Many experts expect consumers to go into a prolonged spending lull from now until close to Christmas, as they have in recent years.
"I think there is going to be hangover," said independent analyst Brian Sozzi, who follows retail stocks. "You're going to see that fatigue with the consumer."
More data reports are already out or set to come that could help fill in the picture on consumer spending, but they have their own flaws.
ShopperTrak, which uses sensors in stores and malls to measure traffic and then interprets the data for retail clients, estimated that sales rose 6.6 percent on Black Friday.
But that data is based on only one day, a day that has become less important as more people shop on Thanksgiving Day or online.
Last year, the NRF and ShopperTrak put out post-Black Friday reports that painted vastly different pictures, with ShopperTrak showing a 0.3 percent increase in sales for Friday alone, while NRF showed a 9.2 percent increase in spending over the four-day holiday period.
In the end, the results for the holiday season were in between the two numbers, with November and December sales for retailers up 5.2 percent, according to NRF.
On Thursday, MasterCard Advisors will release SpendingPulse, a study that uses MasterCard payment systems data. But MasterCard also has to rely on estimates to come up with the non-MasterCard portion of payments.
And the data is not publicly disclosed until two days after it is released to MasterCard clients, who include buy-side analysts and retailers trying to understand consumer shopping trends.

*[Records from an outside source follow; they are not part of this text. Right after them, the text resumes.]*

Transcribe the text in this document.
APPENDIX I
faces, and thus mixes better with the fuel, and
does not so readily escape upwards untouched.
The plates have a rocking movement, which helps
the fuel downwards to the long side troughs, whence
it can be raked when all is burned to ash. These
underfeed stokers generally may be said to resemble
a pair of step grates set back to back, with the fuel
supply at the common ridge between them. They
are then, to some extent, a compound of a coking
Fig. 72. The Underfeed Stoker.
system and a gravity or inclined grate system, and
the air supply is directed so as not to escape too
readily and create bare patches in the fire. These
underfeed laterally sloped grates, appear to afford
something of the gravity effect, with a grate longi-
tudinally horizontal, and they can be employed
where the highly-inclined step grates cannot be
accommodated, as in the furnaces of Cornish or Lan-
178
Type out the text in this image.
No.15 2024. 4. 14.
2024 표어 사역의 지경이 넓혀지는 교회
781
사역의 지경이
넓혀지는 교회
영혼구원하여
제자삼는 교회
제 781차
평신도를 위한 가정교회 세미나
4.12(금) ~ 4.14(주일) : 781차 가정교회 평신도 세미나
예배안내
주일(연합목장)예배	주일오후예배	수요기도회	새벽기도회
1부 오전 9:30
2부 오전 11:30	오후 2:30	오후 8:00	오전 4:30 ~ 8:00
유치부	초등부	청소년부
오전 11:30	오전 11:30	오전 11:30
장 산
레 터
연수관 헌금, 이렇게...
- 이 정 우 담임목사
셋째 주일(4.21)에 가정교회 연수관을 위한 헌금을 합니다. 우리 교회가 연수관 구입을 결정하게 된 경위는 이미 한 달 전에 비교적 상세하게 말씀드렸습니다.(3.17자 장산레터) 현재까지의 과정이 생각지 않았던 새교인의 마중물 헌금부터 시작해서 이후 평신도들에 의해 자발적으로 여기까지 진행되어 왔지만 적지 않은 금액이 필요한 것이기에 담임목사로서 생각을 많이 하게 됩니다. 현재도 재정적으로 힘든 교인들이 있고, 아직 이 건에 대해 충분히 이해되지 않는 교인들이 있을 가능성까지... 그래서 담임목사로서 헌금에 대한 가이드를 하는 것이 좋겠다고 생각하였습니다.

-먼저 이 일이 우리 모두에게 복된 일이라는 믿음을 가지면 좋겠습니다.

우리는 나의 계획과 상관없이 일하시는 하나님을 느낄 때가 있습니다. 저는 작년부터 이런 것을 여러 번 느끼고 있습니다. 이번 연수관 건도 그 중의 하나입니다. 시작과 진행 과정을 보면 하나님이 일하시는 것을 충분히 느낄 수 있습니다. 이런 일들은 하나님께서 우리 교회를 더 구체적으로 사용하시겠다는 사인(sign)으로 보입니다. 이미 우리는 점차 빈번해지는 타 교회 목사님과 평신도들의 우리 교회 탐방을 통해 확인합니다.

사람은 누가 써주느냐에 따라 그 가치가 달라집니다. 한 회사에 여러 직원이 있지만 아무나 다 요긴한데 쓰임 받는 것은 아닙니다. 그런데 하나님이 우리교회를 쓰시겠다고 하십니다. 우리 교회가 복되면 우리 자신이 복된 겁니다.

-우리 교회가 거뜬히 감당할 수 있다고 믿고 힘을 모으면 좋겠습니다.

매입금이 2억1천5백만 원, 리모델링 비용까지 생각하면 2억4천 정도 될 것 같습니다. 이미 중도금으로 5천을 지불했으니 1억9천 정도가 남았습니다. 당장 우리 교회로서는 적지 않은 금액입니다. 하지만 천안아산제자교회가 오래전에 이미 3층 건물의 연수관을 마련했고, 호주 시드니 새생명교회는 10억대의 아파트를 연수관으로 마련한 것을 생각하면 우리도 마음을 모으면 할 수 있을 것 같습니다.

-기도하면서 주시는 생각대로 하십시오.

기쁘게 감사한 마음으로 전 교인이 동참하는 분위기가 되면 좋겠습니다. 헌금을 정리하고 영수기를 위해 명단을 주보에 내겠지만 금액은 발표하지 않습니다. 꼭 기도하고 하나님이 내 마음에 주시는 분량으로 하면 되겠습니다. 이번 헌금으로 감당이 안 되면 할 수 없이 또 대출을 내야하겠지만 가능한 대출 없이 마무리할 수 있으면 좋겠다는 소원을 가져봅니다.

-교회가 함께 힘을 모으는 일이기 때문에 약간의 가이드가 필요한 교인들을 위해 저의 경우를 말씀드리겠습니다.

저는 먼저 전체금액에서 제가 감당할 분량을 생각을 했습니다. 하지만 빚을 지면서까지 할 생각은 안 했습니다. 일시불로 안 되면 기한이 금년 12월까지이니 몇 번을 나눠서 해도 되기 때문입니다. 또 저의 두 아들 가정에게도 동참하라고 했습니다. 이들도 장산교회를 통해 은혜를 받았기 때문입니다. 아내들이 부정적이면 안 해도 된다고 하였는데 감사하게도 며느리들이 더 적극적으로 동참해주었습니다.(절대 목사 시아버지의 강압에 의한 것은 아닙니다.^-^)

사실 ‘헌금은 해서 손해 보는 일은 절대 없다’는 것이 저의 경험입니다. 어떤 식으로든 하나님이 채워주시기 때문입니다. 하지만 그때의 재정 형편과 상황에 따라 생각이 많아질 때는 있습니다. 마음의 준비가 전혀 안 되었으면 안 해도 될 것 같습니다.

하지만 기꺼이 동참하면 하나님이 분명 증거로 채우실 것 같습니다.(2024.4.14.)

About two dozen individual retailers will put out November sales figures this week and many will comment on Thanksgiving weekend.
But that is also a very limited sample, which does not include behemoths like discount behemoth Wal-Mart Stores Inc and electronics retailer Best Buy Co Inc. They happen to be two of the retailers cited as big winners this weekend by analysts.
And even that handful of retailer reports leaves out one big piece of information ... the extent of discounting and whether that hurt profit margins.
If you are looking for that data, you will have to wait for February, when most retailers report fourth-quarter financial results.
"Black Friday strength is not particularly encouraging, as shoppers showing a greater appetite for bargains suggests tighter consumer budgets and greater risk to retailer margins," Goldman Sachs analysts said in a research note.